GENDER: Exit polls showed Nunn held an advantage among women, winning 53 percent of the female vote. Nunn attacked Perdue on pocketbook issues, from supporting an equal pay bill to criticizing Perdue over a gender lawsuit filed against a company he led as its chief executive. The Republicans fared better with men. Perdue won 61 percent of the male vote, while Deal won about 60 percent.

RACE: The racial gap remains one of the starkest divides in Georgia politics. Exit poll results showed Perdue winning 74 percent of the white electorate, while Deal won 73 percent. Nunn and Carter won the overwhelming majority of black voters. The exit poll results suggest just under 3 in 10 voters were African-American. However, estimating the size of a geographically clustered group using an exit poll is more difficult than estimating those that aren’t clustered, and the risk of sampling error is higher.

SENATE CONTROL: Voters were considering how ballots cast in Georgia would affect whether Republicans or Democrats control the closely divided U.S. Senate. Better than 90 percent of voters said they considered party control of the Senate important, and around three-quarters considered it very important. Perdue held a slight lead among voters who considered party control important.



GLOOMY ECONOMIC OUTLOOK: Georgia has one of the highest unemployment rates in the country. Less than a third of voters polled said the country was moving in the right direction. About eight out of ten said they were worried about the direction of the economy in the coming year. Of those who said they were worried, 62 percent reported voting for Perdue.

OBAMA: A voter’s view on President Obama was a good indicator of how he or she voted in the Senate race. Nunn won better than nine out of 10 voters who approved of Obama’s job performance. Perdue won about 88 percent of the vote among voters who disapproved.

MINIMUM WAGE: 56 percent of voters said they would support raising the minimum wage.

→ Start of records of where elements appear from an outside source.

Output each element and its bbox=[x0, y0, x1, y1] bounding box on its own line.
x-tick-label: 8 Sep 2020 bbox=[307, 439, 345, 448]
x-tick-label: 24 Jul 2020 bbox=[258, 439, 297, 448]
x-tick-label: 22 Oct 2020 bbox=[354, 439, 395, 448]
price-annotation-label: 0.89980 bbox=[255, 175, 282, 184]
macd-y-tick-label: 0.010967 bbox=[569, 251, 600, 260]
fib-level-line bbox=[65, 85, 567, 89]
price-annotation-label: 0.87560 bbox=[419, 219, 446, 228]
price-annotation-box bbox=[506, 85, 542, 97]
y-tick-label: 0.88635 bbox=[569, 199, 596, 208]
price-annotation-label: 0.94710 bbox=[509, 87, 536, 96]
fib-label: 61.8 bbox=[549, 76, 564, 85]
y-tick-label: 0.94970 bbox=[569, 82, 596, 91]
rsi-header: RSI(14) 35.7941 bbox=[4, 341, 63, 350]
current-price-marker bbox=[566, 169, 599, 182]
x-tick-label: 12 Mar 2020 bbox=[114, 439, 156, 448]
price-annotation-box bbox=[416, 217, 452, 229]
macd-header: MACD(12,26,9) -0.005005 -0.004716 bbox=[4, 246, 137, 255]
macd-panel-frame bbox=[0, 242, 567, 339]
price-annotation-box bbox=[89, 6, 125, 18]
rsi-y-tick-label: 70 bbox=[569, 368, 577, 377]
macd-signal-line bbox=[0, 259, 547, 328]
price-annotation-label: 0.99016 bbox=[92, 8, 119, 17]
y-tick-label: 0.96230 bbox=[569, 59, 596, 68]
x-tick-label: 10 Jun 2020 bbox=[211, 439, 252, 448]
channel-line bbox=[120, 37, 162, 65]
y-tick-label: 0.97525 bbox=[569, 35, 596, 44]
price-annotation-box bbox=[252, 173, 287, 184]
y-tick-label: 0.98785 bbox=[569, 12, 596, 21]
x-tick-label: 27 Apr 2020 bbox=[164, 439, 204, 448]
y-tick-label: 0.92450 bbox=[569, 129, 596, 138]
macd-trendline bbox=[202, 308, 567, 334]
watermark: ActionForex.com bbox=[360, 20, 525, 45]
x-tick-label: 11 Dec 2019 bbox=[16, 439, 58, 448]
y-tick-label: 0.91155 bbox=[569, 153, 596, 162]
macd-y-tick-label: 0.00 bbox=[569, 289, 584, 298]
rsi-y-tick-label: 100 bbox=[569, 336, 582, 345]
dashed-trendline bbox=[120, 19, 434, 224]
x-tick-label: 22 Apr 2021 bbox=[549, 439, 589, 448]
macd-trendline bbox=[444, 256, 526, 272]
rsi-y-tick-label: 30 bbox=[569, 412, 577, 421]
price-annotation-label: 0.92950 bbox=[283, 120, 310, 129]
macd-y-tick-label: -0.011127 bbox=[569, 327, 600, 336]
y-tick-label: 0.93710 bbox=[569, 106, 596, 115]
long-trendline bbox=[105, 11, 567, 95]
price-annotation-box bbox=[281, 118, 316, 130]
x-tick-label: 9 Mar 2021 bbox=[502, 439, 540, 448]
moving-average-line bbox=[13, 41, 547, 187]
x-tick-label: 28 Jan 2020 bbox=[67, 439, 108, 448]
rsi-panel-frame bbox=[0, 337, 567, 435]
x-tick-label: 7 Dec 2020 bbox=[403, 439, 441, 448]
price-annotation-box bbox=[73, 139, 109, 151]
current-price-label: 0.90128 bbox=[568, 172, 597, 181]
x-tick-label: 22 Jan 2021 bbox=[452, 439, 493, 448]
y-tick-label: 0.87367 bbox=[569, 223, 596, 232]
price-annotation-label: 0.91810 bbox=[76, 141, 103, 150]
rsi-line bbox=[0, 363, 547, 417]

Nunn won a strong majority of those voters.

HEALTH CARE: Roughly half of Georgia voters polled said Obama’s health care overhaul went too far, and 87 percent of those people reported voting for the Republican, Perdue. Around a quarter said it did not go far enough, and approximately a fifth said it was about right.

JOBS-GOVERNOR’S RACE: During the campaign for governor, Carter attacked Deal on the state’s weak labor market. Still, Deal won 64 percent of the vote among people who described the job situation as worse today than four years ago, when Deal won his first term as governor.

SAME-SEX MARRIAGE: About 62 percent of voters said they opposed gay marriage, while 35 percent supported it.

The survey of 3,117 voters was conducted for AP and the television networks by Edison Research. This includes results from interviews conducted as voters left a random sample of 40 precincts statewide Tuesday, as well as 559 who voted early or absentee and were interviewed by landline or cellular telephone from Oct. 29 through Nov. 4. Results for the full sample were subject to sampling error of plus or minus 3 percentage points; it is higher for subgroups.